Est-ce une bonne idée de prendre autant de médicaments ?Selon notre étude, la grande majorité des personnes âgées et des proches aidants seraient prêtes à arrêter de prendre un ou plusieurs médicaments si le médecin leur disait que cela était possible, même si la plupart sont satisfaites de leurs traitements, ont confiance en leur médecin et estiment que celui-ci prennent soin d’eux au mieux de leurs capacités.

Dans la majorité des cas, les prescripteurs de médicaments aident la personne qu’ils soignent. Les médicaments ont un impact positif sur la santé et sont indispensables dans de nombreux cas. Mais si le traitement des maladies individuelles est souvent adéquat, l’ensemble peut parfois devenir problématique.

Les risques de la polypharmacie : 5 points à considérerLorsque nous évaluons les cas de polypharmacie, nous constatons que la qualité du traitement est souvent compromise lorsque de nombreux médicaments sont pris.

1. Interactions médicamenteuses : la polypharmacie augmente le risque d’interactions médicamenteuses, pouvant entraîner des effets indésirables ou réduire l’efficacité des traitements.

2. Un médicament qui a un effet positif sur une maladie peut avoir un effet négatif sur une autre : que faire si quelqu’un souffre des deux maladies ?3. Plus le nombre de médicaments pris est élevé, plus le risque d'effets indésirables est grand : chez les adultes de plus de 65 ans par exemple, le risque de confusion ou de chutes est accru, avec des conséquences importantes.

4. Plus une personne prend de médicaments, plus elle est susceptible de prendre un médicament potentiellement inapproprié. Pour les personnes âgées, ces médicaments comportent généralement plus de risques que d’avantages. Par exemple, les benzodiazépines, médicaments contre l’anxiété ou le sommeil, constituent la classe de médicaments la plus fréquemment utilisée. Nous souhaitons réduire au maximum leur utilisation pour éviter les impacts négatifs tels que la confusion et l'augmentation des risques de chutes et d'accidents de voiture, sans oublier les risques de dépendance et de décès.

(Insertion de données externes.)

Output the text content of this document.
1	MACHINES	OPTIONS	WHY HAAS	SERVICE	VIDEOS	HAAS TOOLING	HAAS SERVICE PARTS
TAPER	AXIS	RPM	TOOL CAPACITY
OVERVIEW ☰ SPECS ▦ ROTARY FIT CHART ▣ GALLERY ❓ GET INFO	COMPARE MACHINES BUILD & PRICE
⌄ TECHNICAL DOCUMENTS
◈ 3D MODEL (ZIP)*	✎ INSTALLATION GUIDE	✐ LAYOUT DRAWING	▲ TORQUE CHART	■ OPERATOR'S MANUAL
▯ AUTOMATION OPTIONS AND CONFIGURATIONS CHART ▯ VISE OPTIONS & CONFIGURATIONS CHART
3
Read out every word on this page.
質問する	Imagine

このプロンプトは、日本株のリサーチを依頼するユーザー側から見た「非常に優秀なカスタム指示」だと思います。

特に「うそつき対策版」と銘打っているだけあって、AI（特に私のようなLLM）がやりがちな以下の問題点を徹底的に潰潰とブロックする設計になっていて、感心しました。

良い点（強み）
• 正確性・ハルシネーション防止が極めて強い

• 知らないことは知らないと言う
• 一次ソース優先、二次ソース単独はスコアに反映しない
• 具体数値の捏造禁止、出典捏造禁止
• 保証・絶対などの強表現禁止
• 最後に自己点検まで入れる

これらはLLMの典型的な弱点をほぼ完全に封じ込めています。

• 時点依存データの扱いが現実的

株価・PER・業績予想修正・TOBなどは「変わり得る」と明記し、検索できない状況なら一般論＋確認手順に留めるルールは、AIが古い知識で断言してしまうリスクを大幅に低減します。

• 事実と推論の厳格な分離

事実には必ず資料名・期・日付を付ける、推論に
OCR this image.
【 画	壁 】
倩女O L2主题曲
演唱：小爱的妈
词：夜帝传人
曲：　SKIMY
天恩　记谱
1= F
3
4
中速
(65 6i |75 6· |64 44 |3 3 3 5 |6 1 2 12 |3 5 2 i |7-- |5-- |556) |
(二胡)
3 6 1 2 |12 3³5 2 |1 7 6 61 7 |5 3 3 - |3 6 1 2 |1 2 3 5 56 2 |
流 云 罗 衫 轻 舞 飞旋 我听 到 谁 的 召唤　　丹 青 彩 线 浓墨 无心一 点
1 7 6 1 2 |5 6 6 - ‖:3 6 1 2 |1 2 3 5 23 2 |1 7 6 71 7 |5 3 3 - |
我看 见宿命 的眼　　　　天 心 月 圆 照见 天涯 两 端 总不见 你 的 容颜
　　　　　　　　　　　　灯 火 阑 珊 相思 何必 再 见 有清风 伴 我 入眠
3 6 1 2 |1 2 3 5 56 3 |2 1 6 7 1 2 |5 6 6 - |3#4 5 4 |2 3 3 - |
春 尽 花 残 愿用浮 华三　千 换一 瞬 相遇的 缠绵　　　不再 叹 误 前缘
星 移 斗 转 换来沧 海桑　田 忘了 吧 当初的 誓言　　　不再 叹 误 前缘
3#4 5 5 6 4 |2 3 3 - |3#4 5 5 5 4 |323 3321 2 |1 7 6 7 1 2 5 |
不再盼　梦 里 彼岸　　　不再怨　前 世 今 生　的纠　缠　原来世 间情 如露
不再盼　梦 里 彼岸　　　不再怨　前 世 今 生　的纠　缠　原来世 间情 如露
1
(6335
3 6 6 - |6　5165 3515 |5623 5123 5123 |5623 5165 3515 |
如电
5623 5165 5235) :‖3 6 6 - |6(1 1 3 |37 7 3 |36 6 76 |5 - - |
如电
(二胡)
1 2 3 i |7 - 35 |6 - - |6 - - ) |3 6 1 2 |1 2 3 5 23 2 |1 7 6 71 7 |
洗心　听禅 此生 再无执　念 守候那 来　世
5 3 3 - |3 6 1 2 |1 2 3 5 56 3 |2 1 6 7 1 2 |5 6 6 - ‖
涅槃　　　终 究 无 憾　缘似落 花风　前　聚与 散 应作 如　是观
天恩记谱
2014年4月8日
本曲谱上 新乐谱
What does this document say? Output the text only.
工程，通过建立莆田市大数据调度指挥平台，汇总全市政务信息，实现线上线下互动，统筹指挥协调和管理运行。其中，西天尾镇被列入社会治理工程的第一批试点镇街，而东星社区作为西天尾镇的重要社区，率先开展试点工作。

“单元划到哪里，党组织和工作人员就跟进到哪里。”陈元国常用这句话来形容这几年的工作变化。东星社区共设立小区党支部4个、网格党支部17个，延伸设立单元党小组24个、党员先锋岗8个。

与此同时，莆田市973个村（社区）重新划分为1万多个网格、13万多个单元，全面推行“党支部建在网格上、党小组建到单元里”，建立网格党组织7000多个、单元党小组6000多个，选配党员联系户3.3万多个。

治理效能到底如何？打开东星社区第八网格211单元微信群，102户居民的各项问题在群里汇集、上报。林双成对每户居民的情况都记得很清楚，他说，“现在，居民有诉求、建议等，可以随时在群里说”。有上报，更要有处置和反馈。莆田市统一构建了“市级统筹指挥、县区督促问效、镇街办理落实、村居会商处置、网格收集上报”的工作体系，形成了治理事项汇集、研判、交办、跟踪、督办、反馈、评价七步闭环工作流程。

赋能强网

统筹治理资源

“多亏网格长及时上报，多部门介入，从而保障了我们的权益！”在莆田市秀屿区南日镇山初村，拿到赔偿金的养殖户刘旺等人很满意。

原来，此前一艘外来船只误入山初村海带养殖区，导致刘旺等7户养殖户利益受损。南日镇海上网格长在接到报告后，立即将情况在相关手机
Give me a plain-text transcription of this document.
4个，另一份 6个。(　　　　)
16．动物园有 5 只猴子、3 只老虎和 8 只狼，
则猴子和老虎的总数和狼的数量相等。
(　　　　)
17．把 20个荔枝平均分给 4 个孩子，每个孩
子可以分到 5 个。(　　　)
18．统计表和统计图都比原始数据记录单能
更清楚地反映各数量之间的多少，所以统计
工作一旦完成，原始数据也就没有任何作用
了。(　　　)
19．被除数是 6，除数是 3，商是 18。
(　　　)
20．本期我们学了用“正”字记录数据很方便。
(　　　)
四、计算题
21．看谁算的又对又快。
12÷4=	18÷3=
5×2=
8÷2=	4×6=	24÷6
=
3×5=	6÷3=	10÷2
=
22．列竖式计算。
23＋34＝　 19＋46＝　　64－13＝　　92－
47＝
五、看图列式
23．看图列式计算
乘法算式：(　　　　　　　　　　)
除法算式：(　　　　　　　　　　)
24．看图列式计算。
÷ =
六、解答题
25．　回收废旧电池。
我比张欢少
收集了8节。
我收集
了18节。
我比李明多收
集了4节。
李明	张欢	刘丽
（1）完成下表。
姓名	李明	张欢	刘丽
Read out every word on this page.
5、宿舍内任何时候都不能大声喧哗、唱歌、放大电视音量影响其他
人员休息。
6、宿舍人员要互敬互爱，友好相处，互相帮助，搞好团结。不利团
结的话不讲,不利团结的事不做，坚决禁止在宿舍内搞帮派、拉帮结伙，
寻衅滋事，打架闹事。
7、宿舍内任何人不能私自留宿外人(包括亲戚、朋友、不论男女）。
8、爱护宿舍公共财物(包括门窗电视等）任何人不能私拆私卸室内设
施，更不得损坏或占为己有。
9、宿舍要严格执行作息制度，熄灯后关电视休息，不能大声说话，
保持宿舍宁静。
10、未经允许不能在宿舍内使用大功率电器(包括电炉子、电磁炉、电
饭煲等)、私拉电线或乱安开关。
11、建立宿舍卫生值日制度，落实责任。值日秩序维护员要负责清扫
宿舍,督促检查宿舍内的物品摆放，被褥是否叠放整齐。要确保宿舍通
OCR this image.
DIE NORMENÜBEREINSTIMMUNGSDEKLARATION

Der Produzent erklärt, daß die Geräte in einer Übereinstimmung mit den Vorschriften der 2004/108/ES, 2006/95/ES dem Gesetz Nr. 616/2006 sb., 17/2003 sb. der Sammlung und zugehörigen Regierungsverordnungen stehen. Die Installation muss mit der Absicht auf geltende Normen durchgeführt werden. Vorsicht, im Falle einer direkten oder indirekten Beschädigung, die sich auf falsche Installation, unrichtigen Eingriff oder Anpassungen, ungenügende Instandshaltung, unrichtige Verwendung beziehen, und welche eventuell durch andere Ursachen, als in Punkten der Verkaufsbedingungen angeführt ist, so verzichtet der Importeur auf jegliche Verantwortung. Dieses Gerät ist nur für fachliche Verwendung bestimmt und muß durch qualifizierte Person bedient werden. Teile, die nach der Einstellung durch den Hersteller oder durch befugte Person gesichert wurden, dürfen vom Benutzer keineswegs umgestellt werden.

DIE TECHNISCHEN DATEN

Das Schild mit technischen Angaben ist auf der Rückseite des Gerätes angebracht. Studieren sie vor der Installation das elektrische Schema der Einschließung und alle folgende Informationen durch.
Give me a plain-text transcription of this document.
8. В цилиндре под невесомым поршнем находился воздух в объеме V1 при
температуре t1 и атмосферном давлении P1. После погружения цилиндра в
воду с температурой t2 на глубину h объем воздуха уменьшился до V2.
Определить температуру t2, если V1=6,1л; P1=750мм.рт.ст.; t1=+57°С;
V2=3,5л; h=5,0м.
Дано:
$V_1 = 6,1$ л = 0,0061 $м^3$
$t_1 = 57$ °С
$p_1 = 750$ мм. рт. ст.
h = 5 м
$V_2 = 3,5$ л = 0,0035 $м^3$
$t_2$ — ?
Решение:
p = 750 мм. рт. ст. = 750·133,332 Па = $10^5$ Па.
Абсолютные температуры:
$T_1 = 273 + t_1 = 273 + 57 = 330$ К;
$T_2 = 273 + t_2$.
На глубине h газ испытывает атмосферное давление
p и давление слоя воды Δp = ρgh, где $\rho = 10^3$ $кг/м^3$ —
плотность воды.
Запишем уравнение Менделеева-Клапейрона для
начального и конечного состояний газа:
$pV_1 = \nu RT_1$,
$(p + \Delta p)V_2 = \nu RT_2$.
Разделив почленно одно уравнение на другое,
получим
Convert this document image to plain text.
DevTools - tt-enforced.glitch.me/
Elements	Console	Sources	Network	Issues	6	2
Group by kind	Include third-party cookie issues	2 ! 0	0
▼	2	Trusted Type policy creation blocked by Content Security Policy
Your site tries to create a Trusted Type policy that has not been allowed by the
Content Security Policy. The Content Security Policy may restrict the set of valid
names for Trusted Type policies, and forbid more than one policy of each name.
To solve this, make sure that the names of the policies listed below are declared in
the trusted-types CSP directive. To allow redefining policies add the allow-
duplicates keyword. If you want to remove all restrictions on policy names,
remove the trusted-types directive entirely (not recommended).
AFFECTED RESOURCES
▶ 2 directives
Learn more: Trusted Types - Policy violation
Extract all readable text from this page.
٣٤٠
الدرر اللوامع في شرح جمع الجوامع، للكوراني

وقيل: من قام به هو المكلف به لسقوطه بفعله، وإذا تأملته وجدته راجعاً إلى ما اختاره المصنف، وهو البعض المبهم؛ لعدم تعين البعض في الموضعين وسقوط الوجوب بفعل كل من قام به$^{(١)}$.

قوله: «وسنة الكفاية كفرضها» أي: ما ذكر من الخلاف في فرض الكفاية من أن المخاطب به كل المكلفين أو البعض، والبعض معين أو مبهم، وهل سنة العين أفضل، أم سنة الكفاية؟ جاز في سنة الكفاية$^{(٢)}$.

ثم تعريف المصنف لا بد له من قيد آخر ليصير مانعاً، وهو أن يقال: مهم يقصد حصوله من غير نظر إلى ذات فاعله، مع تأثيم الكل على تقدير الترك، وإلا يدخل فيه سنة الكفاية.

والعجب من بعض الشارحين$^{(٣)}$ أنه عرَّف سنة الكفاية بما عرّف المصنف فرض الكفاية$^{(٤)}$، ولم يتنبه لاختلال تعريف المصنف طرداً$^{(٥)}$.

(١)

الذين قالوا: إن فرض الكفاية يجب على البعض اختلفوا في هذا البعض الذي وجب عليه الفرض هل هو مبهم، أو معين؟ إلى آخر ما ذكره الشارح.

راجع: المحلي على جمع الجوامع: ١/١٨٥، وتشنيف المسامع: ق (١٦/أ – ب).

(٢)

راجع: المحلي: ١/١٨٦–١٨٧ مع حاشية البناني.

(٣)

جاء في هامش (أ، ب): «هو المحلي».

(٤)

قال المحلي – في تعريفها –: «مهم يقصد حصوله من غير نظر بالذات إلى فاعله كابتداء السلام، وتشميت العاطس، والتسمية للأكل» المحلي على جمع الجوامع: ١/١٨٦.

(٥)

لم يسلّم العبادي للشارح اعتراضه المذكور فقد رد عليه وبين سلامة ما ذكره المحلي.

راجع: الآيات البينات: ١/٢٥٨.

5. Enfin, la polypharmacie est associée à divers effets néfastes sur la santé, tels qu'une augmentation de la fragilité, des hospitalisations et des visites aux urgences. Cependant, les études menées jusqu'à présent n'ont pas toujours réussi à isoler les effets spécifiques à la polypharmacie. La polypharmacie étant plus fréquente chez les personnes atteintes de multiples maladies, ces maladies peuvent également contribuer aux risques observés.La polypharmacie est aussi une combinaison de médicaments. Il y en a presque autant que de personnes. Les risques de ces différentes combinaisons peuvent varier. Par exemple, les risques associés à une combinaison de cinq médicaments potentiellement inappropriés seraient certainement différents de ceux associés aux médicaments contre l’hypertension et aux suppléments vitaminiques.

La polypharmacie est donc complexe. Nos études tentent d’utiliser l’intelligence artificielle pour gérer cette complexité et identifier les combinaisons associées à des impacts négatifs. Il reste encore beaucoup à apprendre sur la polypharmacie et son impact sur la santé.

3 conseils pour éviter les risques liés à la polypharmacieQue pouvons-nous faire en tant que patient ou soignant ? Posez des questions : lorsque vous ou un de vos proches se voit prescrire un nouveau traitement, soyez curieux. Quels sont les bienfaits du médicament ? Quels sont les effets secondaires possibles ? Est-ce que cela correspond à mes objectifs et à mes valeurs de traitement ? Combien de temps doit durer ce traitement ? Y a-t-il des circonstances dans lesquelles son arrêt devrait être envisagé ?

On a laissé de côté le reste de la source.